Evelyn is on the couch wrapped in the wool blanket I brought.
Her knees are pulled up and her dark curls are loose around her face. The firelight moves across her skin and I have to look away for a second because the sight of her takes my breath away. She’s all soft curves, and a warm smile lit up by the fire I built for her. That does something to my chest that I can't describe and I don't want to examine too closely.
"If I had known you were coming, I would have dressed up for the occasion." She gestures at herself. The oversized sweater slips off one shoulder and the wool socks are pulled up to her calves.
I shake my head. She has no idea what she looks like right now. She looks like everything I didn't know I was waiting for.
"Sweetheart, you look perfect."
Sweetheart.The word slips out before I can stop it. I watch it land on her face. It’s surprise first, then something warmer. She pulls the blanket tighter around her shoulders and the corner of her mouth twitches.
"James." She turns to face me. My name on her lips sounds like a place she wants to live. "Why did you come all the way up here tonight?"
I lean forward in the chair with my elbows on my knees. I clasp my hands because if I don't they're going to reach for her and I'm not going to be that man tonight. Tonight I'm going to be the man who sits in the chair.
"Because you're alone. Because the power's out and the storm is bad and you've been doing everything by yourself for so long that you've forgotten you don't have to." I pause and my throat runs dry. "And because I look at you and the part of me that's been dead since I came home isn't dead anymore."
The cabin goes still. It’s just the fire and the storm and the sound of her breathing.
Evelyn stares at me. Her dark eyes are wet in the firelight. Her lips are parted. She's looking at me like I just handed her something fragile and she doesn't know whether to hold it or run.
I hope she holds it.
"You can't just say things like that," she whispers.
"I don't know how to say anything else."
She's quiet for a long time. The fire pops. The wind howls against the walls.
Then she pulls the blanket tighter. "My ex. He wasn't a good guy. He didn't hit me. People always want to know that first. Like it only counts if there's a bruise. But he found ways to hurt me.”
I go still. Every muscle locks into place. Not because of what she's saying but because of the way she's saying it. Her words are so soft I can barely hear them, but they’re controlled. I wonder how many times she’s told the story to get the phrasing down.
"He controlled everything. What I wore. Who I talked to. Where I went. He tracked my phone and read my emails and showed up at my work. Got me fired two times. He made sure I knew he was always watching. It started small. You know, suggestions, opinions, and gaslighting me over the strangest things. Then it escalated so gradually I didn't see it happening. Like water heating degree by degree until you're boiling."
I nod, desperate for her to keep going. I want to hear every word she is willing to share. I don't move and I don't speak. It isn’t a moment for action. This is a moment for sitting in a chair and letting a woman who's been carrying this alone finally set it down.
"I left in the middle of the night. My sister's car was in the driveway. I had a bag I packed one item at a time over three months. I already knew I was heading here. I’d done my homework. I picked a town at the bottom of a canyon because the geography looked like a wall and I needed a wall between me and everything I was."
Her voice is eerily steady. It’s the voice of someone who has trained herself to deliver the worst parts of her life like a weather report.

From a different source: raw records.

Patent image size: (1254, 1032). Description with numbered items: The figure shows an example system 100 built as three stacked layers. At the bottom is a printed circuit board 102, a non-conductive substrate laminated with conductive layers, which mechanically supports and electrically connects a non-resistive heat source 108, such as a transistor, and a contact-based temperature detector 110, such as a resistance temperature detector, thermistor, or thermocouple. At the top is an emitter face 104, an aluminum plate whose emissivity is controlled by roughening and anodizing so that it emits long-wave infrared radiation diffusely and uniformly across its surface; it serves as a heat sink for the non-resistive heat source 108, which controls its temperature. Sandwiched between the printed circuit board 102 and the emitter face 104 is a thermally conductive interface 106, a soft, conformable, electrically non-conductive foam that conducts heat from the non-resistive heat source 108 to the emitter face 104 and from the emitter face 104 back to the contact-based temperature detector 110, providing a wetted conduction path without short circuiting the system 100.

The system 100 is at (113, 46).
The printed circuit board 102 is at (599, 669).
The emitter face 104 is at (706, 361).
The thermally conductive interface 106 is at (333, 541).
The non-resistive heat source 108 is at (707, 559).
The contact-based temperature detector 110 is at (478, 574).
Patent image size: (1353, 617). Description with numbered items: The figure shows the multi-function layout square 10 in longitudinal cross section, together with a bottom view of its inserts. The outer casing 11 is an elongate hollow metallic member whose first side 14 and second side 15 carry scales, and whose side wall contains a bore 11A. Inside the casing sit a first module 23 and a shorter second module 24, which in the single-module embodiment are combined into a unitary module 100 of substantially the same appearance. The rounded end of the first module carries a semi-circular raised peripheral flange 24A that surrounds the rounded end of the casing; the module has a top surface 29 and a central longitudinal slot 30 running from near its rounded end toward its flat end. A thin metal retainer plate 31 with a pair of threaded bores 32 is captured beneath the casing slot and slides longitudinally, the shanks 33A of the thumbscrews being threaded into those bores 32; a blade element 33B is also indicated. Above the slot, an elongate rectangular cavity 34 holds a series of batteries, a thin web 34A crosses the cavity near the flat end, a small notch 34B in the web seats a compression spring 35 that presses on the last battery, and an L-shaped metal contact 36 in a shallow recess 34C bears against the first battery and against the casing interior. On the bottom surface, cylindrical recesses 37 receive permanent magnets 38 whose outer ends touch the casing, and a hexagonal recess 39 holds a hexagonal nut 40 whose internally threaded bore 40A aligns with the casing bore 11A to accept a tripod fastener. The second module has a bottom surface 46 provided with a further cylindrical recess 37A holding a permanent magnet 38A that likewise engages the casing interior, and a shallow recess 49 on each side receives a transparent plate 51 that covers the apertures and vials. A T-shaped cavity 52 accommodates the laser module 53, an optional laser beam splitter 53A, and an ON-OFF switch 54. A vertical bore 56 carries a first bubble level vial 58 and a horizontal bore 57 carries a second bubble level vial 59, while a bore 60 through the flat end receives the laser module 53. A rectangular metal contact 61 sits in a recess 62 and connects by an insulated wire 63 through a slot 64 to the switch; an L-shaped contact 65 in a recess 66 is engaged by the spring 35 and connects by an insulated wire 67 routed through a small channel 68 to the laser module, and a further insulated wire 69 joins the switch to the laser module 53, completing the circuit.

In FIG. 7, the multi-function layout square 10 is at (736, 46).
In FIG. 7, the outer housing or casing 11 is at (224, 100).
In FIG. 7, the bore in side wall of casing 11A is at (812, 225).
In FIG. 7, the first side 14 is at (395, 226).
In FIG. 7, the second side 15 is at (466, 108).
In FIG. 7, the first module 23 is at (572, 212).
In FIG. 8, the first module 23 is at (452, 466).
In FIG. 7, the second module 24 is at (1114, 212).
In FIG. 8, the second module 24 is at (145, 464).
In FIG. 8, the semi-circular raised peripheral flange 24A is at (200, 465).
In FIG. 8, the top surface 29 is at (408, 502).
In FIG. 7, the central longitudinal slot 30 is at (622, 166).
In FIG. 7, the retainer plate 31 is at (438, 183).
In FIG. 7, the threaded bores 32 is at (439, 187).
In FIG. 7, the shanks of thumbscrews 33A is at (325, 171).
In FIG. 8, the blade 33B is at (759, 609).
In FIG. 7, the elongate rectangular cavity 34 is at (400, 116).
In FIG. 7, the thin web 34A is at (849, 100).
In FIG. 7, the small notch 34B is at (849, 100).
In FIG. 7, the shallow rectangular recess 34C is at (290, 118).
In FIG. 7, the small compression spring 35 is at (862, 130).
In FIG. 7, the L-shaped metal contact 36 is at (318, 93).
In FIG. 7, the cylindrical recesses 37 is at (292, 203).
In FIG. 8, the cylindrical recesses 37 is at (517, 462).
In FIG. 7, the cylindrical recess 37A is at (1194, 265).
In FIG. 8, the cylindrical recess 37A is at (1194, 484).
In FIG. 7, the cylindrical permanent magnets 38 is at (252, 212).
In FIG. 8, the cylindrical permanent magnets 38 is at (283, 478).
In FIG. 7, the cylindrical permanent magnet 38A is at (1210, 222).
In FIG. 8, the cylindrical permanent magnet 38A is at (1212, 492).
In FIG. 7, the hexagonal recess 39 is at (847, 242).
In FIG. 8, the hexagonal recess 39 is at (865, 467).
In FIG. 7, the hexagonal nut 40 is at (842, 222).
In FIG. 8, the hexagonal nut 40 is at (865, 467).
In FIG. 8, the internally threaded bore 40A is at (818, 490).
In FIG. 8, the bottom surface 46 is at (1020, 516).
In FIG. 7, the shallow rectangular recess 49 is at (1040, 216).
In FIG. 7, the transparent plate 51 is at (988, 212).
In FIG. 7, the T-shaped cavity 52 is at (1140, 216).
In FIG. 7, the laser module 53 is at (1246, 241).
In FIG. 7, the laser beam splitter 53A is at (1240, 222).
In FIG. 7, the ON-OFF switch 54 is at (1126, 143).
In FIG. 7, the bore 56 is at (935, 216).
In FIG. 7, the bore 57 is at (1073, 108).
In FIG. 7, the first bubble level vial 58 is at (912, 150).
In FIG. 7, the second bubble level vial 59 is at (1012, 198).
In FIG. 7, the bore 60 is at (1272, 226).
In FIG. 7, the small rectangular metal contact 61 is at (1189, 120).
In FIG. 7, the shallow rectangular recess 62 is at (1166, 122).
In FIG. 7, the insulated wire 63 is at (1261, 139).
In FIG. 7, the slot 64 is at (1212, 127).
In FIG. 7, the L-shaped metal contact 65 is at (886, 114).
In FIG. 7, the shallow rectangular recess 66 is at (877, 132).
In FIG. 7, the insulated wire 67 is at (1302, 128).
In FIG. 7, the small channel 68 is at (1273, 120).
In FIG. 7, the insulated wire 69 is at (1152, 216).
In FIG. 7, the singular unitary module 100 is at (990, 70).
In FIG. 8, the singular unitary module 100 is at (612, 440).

"The fear is the part that stayed with me. The constant, humming fear that he'll find me never goes away. I worry that one day he'll be standing in the stacks at the library and everything I've built will collapse around me." She looks at me. Firelight in her eyes. She lets out a huff. “I know what you're thinking, it’s what always comes next. Why didn’t I leave sooner…”
“No. You aren’t right. That’s not what I was thinking at all. I was thinking, thank you for telling me.”
She blinks. "That's it?"
"What were you expecting?"
"I don't know. Everyone has a reaction, pity or horror even. My parents said he seemed so nice. My therapist had protocols. My sister had a baseball bat."
"I don't have a reaction. I have a response." I look at her steadily. "He's never getting near you again."
“You don’t know that. You can’t promise?—”
“I do know that. And it’s not a promise. It’s a simple fact.”
Something shifts in her face. It looks like a release. Like a knot that's been pulled tight for years finally loosening. “Well, I’ll take it and I appreciate it. But now it’s your turn.”